Low cost test of menu texts

When I had presented this method, a girl came to me, gave me her card with a text on the back: "Thanks for a good method, I will start using it tomorrow." I have later heard that the method not only is used for testing words, texts, but also icons and possibly what difference the order of the words in amenu makes.

The method in 3 brief steps


Make a list of texts you want to use in your menu and put them in front of the user.

These are the texts you want to test.

As usual, you test one user at a time. In most cases you need to test 5-8 users.


Make a list of tasks the user shall use your web site to solve, in this case all the tasks consists of finding specific pieces of information.

Ask the user about one task at a time, and get him or her to tell which menu texts he would enter to solve the task.


Make a form with a column for each menu and a line for each task. Use the form during the test to note down the answers.

Each time a user will enter a specific menu text in order to do a task, you put a mark in the square where they meet on the form.

Repeat with all the users, and you have an overview of which texts that are easy to use and when the user gets confused.

All the details about how to do, as presentend at the Nordichi2000, in October 2000

The precise choice of categories and words in menu texts are crucial for the usability. If the user makes an error at top level, it may be impossible for her to find what she is looking for.

Some words display the pop out effect (Kahneman 1984): They tend to draw the user ’s attention almost no matter what she is looking for. Other words tend for unknown reasons to be overlooked, or they do not give the user sufficient scent (CHI2000): The words do not indicate clearly the direction to the item the user wants to reach.

A word may have a highly personal meaning for the designer choosing it and a group tends to agree on abstract wordings, which are open to many possible associations and interpretations. It is necessary to test the precise words and categories to be used.


I have twice used a new method for testing menu texts and categories, and will describe the first application in details and the second briefly.

The new method was first applied during the development of a web site with product information for sales people, about 120 web pages and items for download. Based on interviews with two sales people I made 11 suggested menu texts. Two other sales people were asked to produce a list of topics for use in the text. The list was combined with results from the interview into a list with a total of 38 information items which salespeople typically would look for at a product web site.

The test was then done as follows:

I found comments made by the users very useful for understanding how each menu text was perceived. Therefore, I started to note such comments down.

During the processing of results, I looked for:

The results of the test were used when making a prototype of the structure for the web-site. The prototype was usability tested and the almost finished web-site was usability tested a few weeks before completion. I have recently applied the method when testing menu texts for mobile phones. The texts were tested with a list of 80 tasks based on previously identified user scenarios. The participants did first a card-sorting, distributing the tasks into the groups they found natural. The test of the menu texts was then done as described earlier.

The results of the card-sorting and the test of the menu texts were processed independently.

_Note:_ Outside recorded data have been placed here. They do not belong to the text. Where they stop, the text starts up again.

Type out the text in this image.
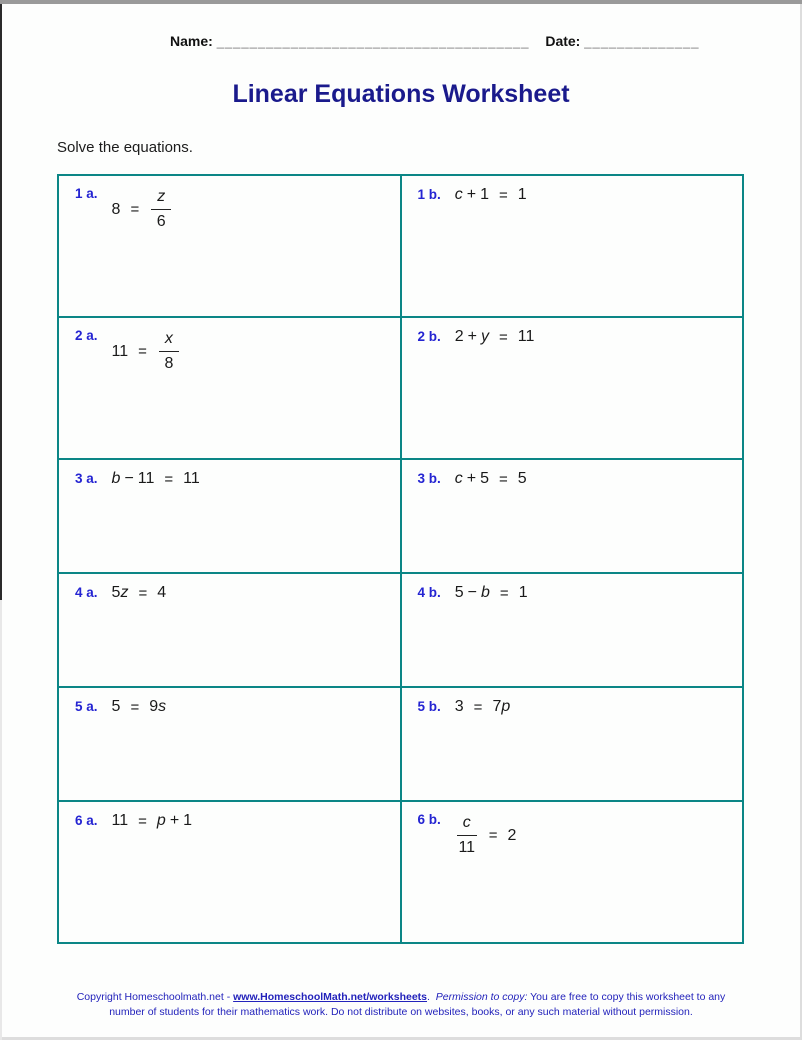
Name: ______________________________________ Date: ______________
Linear Equations Worksheet
Solve the equations.
1 a.
$8 = \frac{z}{6}$	1 b. c + 1 = 1

2 a.
$11 = \frac{x}{8}$	2 b. 2 + y = 11

3 a. b − 11 = 11	3 b. c + 5 = 5

4 a. 5 z = 4	4 b. 5 − b = 1

5 a. 5 = 9 s	5 b. 3 = 7 p

6 a. 11 = p + 1	6 b. $\frac{c}{11} = 2$
Copyright Homeschoolmath.net - www.HomeschoolMath.net/worksheets.  Permission to copy: You are free to copy this worksheet to any number of students for their mathematics work. Do not distribute on websites, books, or any such material without permission.
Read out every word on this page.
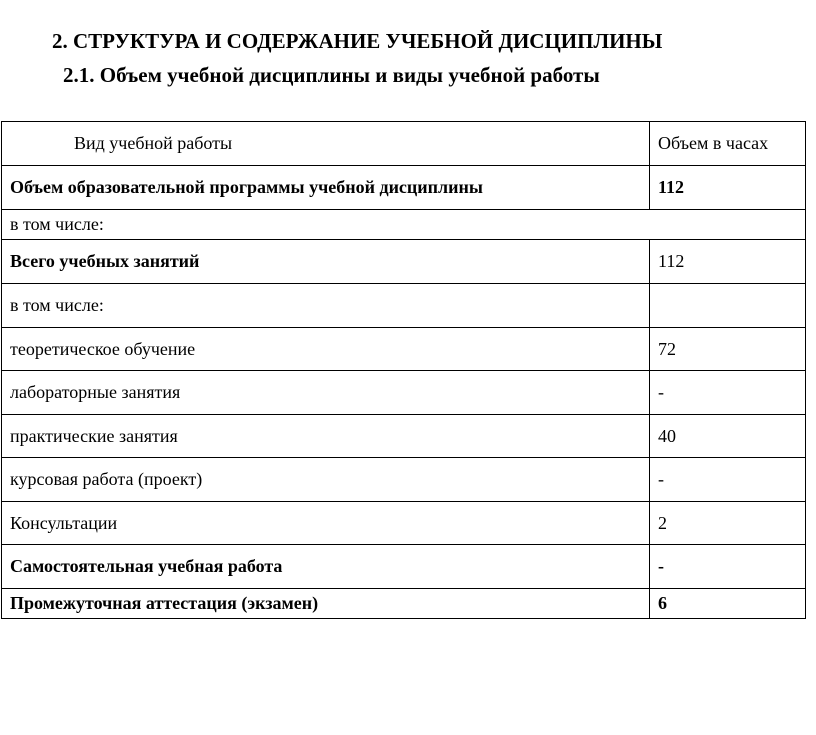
2. СТРУКТУРА И СОДЕРЖАНИЕ УЧЕБНОЙ ДИСЦИПЛИНЫ
2.1. Объем учебной дисциплины и виды учебной работы
Вид учебной работы	Объем в часах
Объем образовательной программы учебной дисциплины	112
в том числе:	
Всего учебных занятий	112
в том числе:	
теоретическое обучение	72
лабораторные занятия	-
практические занятия	40
курсовая работа (проект)	-
Консультации	2
Самостоятельная учебная работа	-
Промежуточная аттестация (экзамен)	6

The first application of the test identified effectively problems with menu texts, for instance:

The menu test resulted in a total of 8 changes to the 11 texts; the later usability tests resulted in respectively 3 and 2 changes. The test of menu texts identified most problems.

The second application of the test of menu texts identified similar problems as the first: An instance of the pop out effect, abstract texts and texts with no scent.

I found the processing of results was easier if a list of the expected answers were made and used as a reference during the processing of the results of the menu test. The first application of the test took about 3 days. The second application took about 7 days, of which about 4 days were spent doing and processing the results of the card-sorting.


The test of menu texts is more realistic than a card-sorting: The user shall normally find a specific item in a hierarchical structure, not design a structure on his own. In addition, the card sorting generates more data and diverse categories, including subjective and highly personal categories. This makes the processing of data from the card sorting substantially more difficult than the processing of data from the menu test. The test of menu texts are at least as effective as a normal usability test for identifying problems on the top level. It can cover 80 topics, whereas a user in a normal usability test typically can try 10-15 tasks, it is faster to conduct and it requires only the menu texts, not even a paper prototype.

A test of menu texts can replace one of the usability tests during the development, but it cannot fully replace usability tests or card-sorting:


The test of menu texts is more realistic than a card- sorting. It makes it possible to test menu texts with more tasks in less time than with a normal usability test, and it does not require a prototype. That is important, when design of prototypes tend to become projectsof their own.


Chi, Ed.H., Peter Pirolli and James Pitkow. (2000). The Scent of a Site: A System for Analyzing and Predicting Information Scent, Usage and Usability of a Web Site . CHI 2000 Conference Proceedings,161-168.
Kahneman, Daniel and Anne Treisman. (1984). Changing views of attention and automaticity. Varieties of Attention, ed. by Raja Parasuraman and D.R. Davies. Academic Press Inc., Florida.